Tobin gives this illustration of how the scheme might work: “The Internal Revenue Service pays the ‘taxpayer’ $400 per member of his family if the family has no income. This allowance is reduced by 33% cents for every dollar the family earns. . . . At an income of $1,200 per person the allowance becomes zero. . . . At some higher income . . . the present tax schedule applies.”

Tobin, Sargent Shriver and others who have interested themselves in the idea point out that although the scheme would cost a lot of money it would save a lot of money too. Direct public assistance to the poor — federal, state and local — now amounts to about $5.5 billion, and the trend is sharply up. The minimum-income guarantee, in theory at least, would consign the present immensely complex system to the ash can. Virtually all economists, left, right and center, seem to agree that the ash can is where that system belongs.

It is a bad system for several reasons. First, there is the “man in the house” rule. The Aid for Dependent Children program is the biggest of the federally subsidized plans. Under the program, as administered in most areas, aid can be provided to a family only if there is no employable male in the household. The result, as Tobin points out, is that “too often a father can provide for his children only by leaving both them and their mother.” He calls this incentive to the disintegration of family life “a piece of collective insanity.”

Moreover, the “means test” tends totally to kill all initiative. The idea of the means test is that a family will get public assistance only to the extent that it cannot pay its own way. In practice, the result is that a poor man who earns $1,000 toward the support of his family doesn’t profit by a penny, since the $1,000 is subtracted from his relief checks. Under the “negative income tax” system, he would keep part of every dollar he earned.

The means tests and other complicated bureaucratic requirements of the present system tend to turn the social workers who administer the programs, willy-nilly, into part-time spies and policemen.
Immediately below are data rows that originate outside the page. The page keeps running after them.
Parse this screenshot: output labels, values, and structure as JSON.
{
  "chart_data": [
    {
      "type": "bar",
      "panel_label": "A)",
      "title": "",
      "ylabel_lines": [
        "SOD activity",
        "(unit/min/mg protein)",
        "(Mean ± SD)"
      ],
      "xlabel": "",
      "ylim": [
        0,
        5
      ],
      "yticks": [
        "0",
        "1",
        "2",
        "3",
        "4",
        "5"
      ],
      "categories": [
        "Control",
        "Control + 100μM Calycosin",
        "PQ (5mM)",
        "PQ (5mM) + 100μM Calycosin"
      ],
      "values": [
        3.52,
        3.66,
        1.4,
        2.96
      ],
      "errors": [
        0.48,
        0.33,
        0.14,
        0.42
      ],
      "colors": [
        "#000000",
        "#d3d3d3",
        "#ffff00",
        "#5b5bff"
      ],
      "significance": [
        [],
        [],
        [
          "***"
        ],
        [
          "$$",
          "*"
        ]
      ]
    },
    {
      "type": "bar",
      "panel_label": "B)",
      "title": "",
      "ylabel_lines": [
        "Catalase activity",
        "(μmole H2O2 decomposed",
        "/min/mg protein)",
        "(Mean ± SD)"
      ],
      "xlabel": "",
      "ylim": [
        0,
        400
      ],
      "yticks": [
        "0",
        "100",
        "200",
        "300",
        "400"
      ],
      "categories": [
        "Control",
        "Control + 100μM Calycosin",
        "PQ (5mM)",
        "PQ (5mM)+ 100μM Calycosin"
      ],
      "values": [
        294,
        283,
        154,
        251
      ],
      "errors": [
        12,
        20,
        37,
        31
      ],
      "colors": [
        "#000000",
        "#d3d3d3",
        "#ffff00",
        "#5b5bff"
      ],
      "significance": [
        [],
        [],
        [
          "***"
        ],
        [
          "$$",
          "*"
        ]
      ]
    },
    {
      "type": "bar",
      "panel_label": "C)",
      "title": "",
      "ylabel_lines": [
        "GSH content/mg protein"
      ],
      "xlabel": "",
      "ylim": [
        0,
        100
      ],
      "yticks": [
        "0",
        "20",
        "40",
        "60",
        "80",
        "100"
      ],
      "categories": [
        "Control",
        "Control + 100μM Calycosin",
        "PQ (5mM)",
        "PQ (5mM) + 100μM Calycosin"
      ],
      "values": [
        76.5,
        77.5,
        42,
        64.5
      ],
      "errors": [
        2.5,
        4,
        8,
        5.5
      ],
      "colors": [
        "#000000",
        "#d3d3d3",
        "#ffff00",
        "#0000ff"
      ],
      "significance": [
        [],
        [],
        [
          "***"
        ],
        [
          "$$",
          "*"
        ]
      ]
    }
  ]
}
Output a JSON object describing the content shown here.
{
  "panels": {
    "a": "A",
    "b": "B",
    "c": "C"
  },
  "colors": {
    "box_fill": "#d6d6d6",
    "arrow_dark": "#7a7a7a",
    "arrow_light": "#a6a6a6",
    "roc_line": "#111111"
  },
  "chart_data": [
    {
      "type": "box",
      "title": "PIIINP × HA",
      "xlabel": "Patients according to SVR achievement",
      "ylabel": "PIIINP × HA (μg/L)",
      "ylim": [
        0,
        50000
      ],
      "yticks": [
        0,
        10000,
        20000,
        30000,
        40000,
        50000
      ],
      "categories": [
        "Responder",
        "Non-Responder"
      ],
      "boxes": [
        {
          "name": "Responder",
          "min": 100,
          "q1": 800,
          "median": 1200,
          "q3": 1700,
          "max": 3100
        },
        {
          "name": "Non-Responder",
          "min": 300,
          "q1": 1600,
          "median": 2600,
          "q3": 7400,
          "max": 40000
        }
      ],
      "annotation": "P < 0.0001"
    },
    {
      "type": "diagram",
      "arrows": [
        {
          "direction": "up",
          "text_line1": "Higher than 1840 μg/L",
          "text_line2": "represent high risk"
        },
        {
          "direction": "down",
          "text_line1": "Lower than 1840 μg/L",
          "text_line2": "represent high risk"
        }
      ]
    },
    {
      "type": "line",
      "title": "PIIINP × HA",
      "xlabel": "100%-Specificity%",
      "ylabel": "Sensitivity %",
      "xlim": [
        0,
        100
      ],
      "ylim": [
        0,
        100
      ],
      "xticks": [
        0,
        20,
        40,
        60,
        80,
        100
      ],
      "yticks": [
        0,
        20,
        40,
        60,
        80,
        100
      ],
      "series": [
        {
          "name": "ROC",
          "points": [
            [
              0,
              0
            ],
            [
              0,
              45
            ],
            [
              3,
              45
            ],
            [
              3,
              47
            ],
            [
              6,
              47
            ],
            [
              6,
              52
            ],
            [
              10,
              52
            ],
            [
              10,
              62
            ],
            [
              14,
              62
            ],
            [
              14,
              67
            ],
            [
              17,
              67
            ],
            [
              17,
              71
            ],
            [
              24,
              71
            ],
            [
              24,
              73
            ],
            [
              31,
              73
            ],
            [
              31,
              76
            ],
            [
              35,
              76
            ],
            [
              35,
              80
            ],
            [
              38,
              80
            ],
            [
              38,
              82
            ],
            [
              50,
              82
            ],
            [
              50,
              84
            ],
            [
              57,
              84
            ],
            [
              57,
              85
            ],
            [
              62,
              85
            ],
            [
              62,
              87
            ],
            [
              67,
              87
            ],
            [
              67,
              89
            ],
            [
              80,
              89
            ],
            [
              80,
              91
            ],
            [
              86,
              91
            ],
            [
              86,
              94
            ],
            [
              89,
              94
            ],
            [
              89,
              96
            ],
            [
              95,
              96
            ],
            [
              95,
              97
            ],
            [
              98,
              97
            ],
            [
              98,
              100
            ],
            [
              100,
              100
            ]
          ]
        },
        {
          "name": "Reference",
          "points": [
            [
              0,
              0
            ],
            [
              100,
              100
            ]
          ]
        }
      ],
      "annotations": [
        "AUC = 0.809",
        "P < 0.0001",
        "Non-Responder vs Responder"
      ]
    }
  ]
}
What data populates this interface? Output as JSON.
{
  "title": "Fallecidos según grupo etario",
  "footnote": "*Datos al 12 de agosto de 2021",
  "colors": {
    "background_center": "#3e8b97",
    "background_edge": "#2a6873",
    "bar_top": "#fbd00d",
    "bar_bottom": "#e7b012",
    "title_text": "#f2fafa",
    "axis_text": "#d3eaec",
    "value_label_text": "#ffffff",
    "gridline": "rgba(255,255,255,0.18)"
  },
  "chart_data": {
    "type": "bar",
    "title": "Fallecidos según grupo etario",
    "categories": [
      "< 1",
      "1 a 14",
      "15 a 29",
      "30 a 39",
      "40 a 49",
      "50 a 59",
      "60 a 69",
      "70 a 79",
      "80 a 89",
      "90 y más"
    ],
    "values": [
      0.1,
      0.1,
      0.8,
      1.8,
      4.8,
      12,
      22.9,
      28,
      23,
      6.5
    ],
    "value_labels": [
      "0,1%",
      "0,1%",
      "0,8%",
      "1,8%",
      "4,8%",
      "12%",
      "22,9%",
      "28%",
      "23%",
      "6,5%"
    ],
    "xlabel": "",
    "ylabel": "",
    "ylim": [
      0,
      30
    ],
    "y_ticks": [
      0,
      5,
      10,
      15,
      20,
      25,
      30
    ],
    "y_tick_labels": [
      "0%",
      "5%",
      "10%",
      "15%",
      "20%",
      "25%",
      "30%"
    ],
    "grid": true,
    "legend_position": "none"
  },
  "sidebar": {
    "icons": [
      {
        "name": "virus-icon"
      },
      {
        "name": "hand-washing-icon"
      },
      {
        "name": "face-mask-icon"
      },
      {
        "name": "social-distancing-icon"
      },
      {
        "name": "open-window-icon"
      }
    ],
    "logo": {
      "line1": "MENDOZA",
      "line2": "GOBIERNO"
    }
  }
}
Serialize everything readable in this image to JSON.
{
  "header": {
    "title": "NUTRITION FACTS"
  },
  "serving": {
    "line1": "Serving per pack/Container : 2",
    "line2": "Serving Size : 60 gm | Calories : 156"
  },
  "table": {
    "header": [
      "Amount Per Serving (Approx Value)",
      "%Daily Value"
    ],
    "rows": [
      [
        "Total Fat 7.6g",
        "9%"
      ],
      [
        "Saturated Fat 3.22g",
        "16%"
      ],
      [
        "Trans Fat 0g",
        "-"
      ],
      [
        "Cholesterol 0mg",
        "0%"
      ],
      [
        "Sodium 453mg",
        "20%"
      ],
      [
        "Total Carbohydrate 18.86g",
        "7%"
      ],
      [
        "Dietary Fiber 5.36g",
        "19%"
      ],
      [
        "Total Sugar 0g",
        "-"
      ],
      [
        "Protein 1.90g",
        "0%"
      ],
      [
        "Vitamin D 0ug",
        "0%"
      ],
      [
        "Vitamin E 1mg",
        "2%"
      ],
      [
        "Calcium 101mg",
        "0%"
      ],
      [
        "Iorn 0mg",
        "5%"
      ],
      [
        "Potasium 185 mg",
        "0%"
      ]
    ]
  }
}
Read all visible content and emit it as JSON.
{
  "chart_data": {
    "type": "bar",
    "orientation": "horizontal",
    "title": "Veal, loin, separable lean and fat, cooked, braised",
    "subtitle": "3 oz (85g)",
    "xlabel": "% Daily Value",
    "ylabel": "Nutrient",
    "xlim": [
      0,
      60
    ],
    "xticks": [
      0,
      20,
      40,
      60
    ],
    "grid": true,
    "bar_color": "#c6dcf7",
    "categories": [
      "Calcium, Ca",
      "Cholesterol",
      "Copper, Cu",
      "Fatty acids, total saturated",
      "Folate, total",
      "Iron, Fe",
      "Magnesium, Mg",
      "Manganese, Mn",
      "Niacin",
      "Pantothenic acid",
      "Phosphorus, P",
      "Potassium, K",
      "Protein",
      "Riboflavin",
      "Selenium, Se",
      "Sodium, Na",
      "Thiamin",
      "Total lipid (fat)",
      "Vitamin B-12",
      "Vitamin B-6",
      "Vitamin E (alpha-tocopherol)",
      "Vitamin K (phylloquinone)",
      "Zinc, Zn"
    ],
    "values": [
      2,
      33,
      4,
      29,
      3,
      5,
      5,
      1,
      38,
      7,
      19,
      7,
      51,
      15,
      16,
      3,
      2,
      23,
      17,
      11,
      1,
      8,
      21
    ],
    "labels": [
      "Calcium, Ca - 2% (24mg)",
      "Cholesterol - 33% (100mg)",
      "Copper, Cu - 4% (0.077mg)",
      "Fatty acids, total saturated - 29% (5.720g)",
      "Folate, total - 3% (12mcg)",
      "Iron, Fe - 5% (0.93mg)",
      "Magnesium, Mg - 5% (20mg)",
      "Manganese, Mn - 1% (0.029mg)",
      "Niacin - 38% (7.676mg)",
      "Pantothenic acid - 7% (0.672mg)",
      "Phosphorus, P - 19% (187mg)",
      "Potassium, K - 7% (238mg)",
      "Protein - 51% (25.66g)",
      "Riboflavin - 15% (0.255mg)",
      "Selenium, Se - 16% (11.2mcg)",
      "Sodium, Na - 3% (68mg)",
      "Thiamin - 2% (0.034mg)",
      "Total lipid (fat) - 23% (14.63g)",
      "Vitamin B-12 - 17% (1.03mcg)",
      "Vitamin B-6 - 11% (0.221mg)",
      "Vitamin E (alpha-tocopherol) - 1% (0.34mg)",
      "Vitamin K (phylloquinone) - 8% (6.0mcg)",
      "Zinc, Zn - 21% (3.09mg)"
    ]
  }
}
In Negro ghettos, hatred for the administrators of the relief programs is almost universal.

There are, of course, plenty of objections to the whole idea of a universal floor under incomes, quite aside from the vast cost. A program with a price tag of $12 billion to $15 billion might crowd out the “structural” programs — preschool education, job training, slum clearance and the like — which are designed to help the poor escape from poverty. “You’d be treating the symptoms of the disease,” says one critic of the idea, “while letting the disease itself get worse and worse.”

Enthusiasts for a minimum-income guarantee counter that a good doctor treats the symptoms as well as the disease. But the deepest and most instinctive opposition to the idea derives from “the Puritan ethic.” By the standards of conventional morality, it is just plain wrong that a man — especially a bad man or lazy man — should be paid money which he had done nothing to earn by the sweat of his brow. This is why, even to many who like the idea, it seems highly unlikely that Lyndon Johnson will ever buy it.

Lyndon Johnson will certainly not buy the idea while the Vietnamese war continues. He is a cautious politician, and he may never buy it, even if the war ends. But Lyndon Johnson is also a man very conscious of his place in history, and the President who abolished poverty in the United States would certainly occupy a rather capacious niche in his country’s history.